そうして、物乞いたちの心を僅かばかりか癒し、暗い歴史の事実を学び、筆をとります。
例えば、脅迫を乗り越え大統領選で初めて投票した女性たちの喜びを英語で書きます。
知れたら命を狙われます。でもペンさえあれば大丈夫!
「自由で恐怖がない。自分でいられる場所は遠いけど、いずれ辿り着いてみせる。」
Jさん19歳
「私の母は16歳で結婚しました。それは義務でした。」
ある日、そんな母が「人生を自分で開きなさい。私は出来なかったから。」と言ってくれたのです。

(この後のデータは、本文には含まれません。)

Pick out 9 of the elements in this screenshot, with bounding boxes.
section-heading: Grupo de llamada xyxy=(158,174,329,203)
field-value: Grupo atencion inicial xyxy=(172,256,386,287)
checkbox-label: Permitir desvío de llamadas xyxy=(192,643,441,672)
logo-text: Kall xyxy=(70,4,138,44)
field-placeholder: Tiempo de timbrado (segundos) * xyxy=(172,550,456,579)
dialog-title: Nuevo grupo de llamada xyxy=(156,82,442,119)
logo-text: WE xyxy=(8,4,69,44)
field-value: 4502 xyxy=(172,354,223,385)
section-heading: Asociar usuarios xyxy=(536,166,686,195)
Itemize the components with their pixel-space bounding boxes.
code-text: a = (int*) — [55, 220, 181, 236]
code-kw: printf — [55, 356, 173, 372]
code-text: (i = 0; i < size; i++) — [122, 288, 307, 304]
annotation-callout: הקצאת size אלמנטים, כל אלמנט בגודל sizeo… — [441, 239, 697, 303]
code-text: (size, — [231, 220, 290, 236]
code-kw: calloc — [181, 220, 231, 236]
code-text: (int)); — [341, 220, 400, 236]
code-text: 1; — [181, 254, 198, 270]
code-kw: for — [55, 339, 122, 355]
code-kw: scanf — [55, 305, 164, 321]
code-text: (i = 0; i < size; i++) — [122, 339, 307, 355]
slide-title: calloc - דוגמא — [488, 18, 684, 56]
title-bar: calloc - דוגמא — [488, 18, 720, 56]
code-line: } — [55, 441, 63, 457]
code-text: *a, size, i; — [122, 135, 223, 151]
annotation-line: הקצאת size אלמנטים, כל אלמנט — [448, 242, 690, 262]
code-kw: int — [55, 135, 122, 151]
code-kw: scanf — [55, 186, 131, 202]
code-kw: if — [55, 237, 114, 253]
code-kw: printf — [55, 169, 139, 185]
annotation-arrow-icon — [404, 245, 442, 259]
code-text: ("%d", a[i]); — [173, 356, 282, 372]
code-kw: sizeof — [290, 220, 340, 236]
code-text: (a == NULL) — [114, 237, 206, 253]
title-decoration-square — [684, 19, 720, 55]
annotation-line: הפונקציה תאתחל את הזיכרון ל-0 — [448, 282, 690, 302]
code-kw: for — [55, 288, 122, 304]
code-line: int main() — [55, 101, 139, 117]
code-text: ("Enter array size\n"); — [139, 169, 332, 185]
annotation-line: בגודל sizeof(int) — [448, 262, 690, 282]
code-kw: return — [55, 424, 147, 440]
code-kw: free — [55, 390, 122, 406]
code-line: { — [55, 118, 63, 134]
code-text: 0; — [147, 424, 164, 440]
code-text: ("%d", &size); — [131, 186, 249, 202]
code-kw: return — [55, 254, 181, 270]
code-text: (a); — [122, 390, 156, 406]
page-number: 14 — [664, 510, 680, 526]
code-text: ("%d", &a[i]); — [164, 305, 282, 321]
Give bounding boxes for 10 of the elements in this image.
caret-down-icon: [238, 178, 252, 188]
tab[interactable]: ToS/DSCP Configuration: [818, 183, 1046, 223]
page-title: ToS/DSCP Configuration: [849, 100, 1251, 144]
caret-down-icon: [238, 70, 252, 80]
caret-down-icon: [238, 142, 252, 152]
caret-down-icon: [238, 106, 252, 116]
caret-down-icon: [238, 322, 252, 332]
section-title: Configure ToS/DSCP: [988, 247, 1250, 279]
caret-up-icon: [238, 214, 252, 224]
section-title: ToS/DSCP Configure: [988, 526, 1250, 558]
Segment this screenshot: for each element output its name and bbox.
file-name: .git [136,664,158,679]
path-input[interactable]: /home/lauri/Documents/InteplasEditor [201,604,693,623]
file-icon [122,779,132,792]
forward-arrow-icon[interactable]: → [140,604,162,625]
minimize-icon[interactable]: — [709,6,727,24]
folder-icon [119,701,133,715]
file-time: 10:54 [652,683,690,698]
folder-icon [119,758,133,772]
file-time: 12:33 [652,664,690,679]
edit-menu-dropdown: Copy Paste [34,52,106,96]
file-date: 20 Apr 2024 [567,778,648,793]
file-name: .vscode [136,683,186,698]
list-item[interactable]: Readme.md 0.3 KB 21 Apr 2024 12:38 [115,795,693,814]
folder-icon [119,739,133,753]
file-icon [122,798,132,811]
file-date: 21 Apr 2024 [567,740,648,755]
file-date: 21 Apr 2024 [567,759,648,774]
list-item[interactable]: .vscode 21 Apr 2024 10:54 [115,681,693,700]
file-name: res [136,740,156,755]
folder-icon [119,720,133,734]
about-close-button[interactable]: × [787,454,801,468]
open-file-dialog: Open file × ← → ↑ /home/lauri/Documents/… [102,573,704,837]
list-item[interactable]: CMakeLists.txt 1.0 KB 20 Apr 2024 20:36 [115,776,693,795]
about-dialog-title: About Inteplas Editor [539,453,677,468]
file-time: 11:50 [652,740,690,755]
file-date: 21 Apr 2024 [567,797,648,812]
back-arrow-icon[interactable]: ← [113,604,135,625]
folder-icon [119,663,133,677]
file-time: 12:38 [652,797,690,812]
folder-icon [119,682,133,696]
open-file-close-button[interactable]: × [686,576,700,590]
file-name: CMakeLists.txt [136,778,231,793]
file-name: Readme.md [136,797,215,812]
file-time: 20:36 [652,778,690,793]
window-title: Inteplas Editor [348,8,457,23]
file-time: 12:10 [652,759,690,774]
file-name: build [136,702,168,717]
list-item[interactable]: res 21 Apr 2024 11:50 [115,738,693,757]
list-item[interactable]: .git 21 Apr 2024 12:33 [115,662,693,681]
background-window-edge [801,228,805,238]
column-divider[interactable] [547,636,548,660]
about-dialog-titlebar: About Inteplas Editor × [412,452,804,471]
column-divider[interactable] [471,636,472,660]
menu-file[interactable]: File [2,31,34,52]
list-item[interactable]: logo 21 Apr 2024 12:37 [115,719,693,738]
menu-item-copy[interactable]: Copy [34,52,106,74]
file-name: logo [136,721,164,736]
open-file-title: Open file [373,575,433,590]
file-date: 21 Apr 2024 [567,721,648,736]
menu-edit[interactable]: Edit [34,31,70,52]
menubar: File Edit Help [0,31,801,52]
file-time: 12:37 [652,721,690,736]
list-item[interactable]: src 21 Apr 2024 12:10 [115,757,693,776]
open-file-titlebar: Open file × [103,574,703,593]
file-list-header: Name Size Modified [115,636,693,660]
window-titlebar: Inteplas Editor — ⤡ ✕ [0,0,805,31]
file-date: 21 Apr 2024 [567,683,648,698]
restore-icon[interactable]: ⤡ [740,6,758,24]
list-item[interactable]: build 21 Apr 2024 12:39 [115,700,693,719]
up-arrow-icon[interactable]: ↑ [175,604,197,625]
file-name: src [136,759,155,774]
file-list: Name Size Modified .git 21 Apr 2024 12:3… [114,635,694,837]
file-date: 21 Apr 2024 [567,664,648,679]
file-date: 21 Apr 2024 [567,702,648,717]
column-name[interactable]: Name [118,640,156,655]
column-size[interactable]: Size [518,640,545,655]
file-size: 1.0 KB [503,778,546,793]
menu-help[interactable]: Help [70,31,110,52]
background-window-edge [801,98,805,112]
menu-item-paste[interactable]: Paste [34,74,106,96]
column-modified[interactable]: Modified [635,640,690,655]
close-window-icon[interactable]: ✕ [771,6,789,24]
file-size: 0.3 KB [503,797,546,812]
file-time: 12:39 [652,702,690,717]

今、Jさんの詩はネット上で外国の人に読まれ、「感動した」「良かったよ」といった感想を受け喜びを得ています。
「おかげで、生きていく困難を乗り越えられているような気がします。」
Jさんの夢は産科医になること。「私たちは苦しむために生まれてきたの?」と絶望的な気持ちにもなりますが、いつも大きなノートを持ち歩き、これまで大好きな歴史や地理の本を5冊出版してきました。
おわりに
自爆テロで死ぬ子供たち…
硫酸をかけられる女性たち…
「無実の人を殺すことは世界を殺害すること、人の救済は世界を救うこと」とイスラム聖職者は教えているのに…
今も、アフガニスタンに暮らす女性たちは家から外出する時に「今日も無事生きて帰れるかしら?」と思うそうです。
Kさんはこう言っています。「私が死んでも言葉は生き続けるでしょ。たとえ今の社会を変えられなくても、次世代に言葉を伝えたいの。」
諦めないで!
弱い立場にある彼女たちが難民にならず幸せに暮らせますように。